March/April 2010 Issue

Economies of Fail

Your articles all point to the elephant in the room: Economic theory has no room for moral considerations. "There is one and only one social responsibility of business—to use its resources and engage in activities designed to increase its profits"—Milton Friedman. Given the theory, what do you expect in practice?
KENNETH S. FRIEDMAN
Black Hawk, Colorado

As a retired teacher (40 years), I felt sick when I read David Corn’s "Thank You, Sir. May We Have Another?" Our citizens can’t see what is truly wrong or where to place the blame because of an educational system that teaches how to score highly on a standardized test without knowing what is causing people to lose their homes and their jobs.
ASHLEY JONES
Alameda, California

Nomi Prins’ "The Real Size of the Bailout" is extremely misleading. It implies that $14.4 trillion was "spent" by the Treasury and Federal Reserve on various bailout elements. When the Treasury and Fed agreed to temporarily guarantee money market mutual funds’ stable value, they "spent" nothing. Many so-called bailout outlays by the government were not "spending" but lending. You have only "spent" money when you part with it permanently in a one-way transaction. Playing fast and loose with terms like "spent" and "paid" contributes to distorting and poorly reporting what has happened.
TOM MANNING
Pendleton, South Carolina

Doing God’s work?! Must we remind [Goldman Sachs CEO] Lloyd Blankfein that all Christian, Jewish, and Islamic fundamentalists are "doing God’s work"? Doing God’s work has positioned this nation, and this planet, with one foot in hell and the other on a banana peel.
L.P. ENGRISSEI
Vashon Island, Washington

Stop Horsing Around

While eating his "fist-thick" steak with a Bureau of Land Management employee, Michael Behar failed to realize he was being fed a line of bull ("The Mustang Redemption").

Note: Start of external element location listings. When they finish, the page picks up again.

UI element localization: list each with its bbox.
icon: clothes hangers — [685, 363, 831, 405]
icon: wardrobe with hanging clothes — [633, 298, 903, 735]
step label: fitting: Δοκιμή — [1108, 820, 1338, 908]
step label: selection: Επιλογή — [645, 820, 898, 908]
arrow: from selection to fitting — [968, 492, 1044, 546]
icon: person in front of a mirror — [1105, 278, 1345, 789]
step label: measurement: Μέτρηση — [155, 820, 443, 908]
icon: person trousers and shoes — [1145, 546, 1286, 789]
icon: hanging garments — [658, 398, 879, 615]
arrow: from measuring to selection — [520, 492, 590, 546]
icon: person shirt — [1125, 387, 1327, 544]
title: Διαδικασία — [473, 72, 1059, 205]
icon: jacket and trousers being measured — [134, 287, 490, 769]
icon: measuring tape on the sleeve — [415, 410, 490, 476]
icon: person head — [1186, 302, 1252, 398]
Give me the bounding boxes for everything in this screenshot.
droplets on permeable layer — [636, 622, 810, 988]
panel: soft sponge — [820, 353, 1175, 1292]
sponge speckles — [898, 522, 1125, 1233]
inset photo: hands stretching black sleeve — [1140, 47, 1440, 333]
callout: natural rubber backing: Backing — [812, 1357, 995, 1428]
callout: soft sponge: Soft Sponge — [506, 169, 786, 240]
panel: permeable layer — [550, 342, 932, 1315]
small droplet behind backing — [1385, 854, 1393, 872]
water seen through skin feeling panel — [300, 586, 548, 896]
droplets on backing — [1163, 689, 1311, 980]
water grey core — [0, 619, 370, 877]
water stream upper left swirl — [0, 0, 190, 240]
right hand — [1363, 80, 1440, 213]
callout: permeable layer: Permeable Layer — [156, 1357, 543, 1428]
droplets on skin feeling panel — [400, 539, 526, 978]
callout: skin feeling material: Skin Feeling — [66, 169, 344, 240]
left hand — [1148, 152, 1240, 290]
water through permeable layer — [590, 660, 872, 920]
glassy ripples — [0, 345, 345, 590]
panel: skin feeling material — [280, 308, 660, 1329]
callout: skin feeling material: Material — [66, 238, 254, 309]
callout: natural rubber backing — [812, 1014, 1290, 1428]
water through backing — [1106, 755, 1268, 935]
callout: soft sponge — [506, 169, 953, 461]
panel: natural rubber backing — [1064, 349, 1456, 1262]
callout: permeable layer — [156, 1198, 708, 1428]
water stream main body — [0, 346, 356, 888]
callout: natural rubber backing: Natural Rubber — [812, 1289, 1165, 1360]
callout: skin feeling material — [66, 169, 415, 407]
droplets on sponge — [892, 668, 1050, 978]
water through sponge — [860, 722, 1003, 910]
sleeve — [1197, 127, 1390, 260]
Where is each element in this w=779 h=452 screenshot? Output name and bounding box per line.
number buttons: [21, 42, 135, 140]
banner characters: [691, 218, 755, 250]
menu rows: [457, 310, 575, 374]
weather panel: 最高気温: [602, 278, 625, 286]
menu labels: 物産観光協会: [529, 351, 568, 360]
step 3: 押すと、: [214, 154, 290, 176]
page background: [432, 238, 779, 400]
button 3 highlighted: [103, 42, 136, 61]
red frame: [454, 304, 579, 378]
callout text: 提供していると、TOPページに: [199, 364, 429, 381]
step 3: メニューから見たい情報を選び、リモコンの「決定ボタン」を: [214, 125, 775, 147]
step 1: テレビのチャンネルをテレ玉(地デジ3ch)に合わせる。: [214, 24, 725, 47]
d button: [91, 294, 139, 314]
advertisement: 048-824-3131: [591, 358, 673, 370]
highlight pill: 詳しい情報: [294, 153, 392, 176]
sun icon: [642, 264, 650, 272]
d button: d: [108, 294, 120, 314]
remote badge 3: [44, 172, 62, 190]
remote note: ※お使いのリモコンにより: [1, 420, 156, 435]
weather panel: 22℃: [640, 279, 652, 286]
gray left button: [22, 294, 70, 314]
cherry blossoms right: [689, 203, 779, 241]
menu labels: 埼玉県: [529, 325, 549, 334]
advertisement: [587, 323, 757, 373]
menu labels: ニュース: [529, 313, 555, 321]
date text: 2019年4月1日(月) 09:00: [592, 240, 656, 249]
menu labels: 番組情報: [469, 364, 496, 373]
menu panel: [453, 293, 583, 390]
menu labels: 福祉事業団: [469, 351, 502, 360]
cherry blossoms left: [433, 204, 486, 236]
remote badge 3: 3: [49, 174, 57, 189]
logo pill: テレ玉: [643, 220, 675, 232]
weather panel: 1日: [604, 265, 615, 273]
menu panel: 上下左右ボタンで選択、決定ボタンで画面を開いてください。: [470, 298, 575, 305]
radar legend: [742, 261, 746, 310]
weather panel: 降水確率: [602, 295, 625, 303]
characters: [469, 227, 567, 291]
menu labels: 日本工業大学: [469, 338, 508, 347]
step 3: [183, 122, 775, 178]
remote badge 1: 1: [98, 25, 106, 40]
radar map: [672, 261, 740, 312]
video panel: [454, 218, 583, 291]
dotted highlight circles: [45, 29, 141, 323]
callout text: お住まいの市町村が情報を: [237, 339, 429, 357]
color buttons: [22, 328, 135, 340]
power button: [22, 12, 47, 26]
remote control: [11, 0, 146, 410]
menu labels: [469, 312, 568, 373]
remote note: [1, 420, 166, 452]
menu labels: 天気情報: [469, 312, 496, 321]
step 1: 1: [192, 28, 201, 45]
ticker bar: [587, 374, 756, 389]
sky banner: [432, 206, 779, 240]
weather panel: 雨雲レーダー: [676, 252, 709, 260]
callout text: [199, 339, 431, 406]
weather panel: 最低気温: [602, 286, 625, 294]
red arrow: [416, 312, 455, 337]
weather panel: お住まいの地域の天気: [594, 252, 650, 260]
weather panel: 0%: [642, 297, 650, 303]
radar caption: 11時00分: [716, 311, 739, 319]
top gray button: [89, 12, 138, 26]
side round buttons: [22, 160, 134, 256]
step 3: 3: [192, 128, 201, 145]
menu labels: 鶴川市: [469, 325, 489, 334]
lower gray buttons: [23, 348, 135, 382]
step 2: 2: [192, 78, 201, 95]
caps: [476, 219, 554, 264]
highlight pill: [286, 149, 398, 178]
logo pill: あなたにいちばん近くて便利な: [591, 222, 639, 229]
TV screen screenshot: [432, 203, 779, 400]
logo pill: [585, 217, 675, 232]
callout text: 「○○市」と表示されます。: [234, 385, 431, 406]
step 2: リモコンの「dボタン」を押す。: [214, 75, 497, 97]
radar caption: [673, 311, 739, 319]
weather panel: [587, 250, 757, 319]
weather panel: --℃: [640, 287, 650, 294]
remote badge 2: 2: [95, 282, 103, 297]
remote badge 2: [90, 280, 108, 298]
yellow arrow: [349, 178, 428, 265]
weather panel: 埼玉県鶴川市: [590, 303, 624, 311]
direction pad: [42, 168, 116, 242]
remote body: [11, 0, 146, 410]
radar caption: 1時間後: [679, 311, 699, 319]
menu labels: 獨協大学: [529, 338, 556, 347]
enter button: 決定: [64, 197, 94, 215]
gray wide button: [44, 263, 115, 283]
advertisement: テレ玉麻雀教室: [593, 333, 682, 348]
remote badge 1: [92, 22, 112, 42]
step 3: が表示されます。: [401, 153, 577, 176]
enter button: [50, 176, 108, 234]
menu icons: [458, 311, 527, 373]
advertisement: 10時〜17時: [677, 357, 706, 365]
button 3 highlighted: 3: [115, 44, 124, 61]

He concluded that wild horses are destroying their rangelands while reproducing faster than "rabbits fed Viagra." This decades-old propaganda has allowed the BLM to wipe out our wild horse herds while continuing to permit grazing on western rangelands by millions of head of cattle. The wild horse "controversy" has nothing to do with science and everything to do with politics and greed.
GINGER KATHRENS
Executive director
The Cloud Foundation

Fictional Profits

Ted Genoways blaming writers for the demise of literary fiction ("The Final Chapter") is like blaming journalists for the collapse of journalism—both have very little to do with the real cause, money. The root of publishing’s problems—whether it is a big, private conglomerate or a small university publication—is the demand that art be a moneymaking enterprise.
CHRISTOPHER WUNDERLEE
Seattle, Washington

Lipstick on a Policy

"Grand Old Party" illustrates the schism within the GOP and the myopia of the party’s leadership. In 2008, the only candidate who energized youth, Ron Paul, was ridiculed and shunned by the establishment. Many libertarians like myself have given up any hope for a third-party candidate, so we’re left trying to influence one party or the other. Until the GOP mainstream realizes that a neocon foreign policy and the disastrous war on drugs are both parts of big intrusive government, youth will see right through the hypocrisy.
ROBERT ECKERSON
Lincoln, Nebraska

Gone With the Wind

Renewable energy generation is more expensive to build than fossil fuel plants, and since the late 1990s renewable energy certificates sold to homes and businesses have provided a welcome stream of income to green-power developers that nudges them into profitability. With RECs, it doesn’t really matter that the wind farm ("Tilting at Windmills") isn’t in your backyard (you might not live on a ridgetop); developers can build where the resources are and have a national market.
JEFF SWENERTON
Communications director
Center for Resource Solutions

Spare Change

I’m sorry that I’m only managing to donate $5. My husband and I work for Ford—we build the Mustang. We just returned from a layoff to readjust inventory. In two weeks we’ll be laid off again. I wish Americans would buy American. We’re damn good workers and our sweat and lives go into every vehicle. I LOVE your articles. I love that I can hear a truth. I owe you something, even if it’s only $5.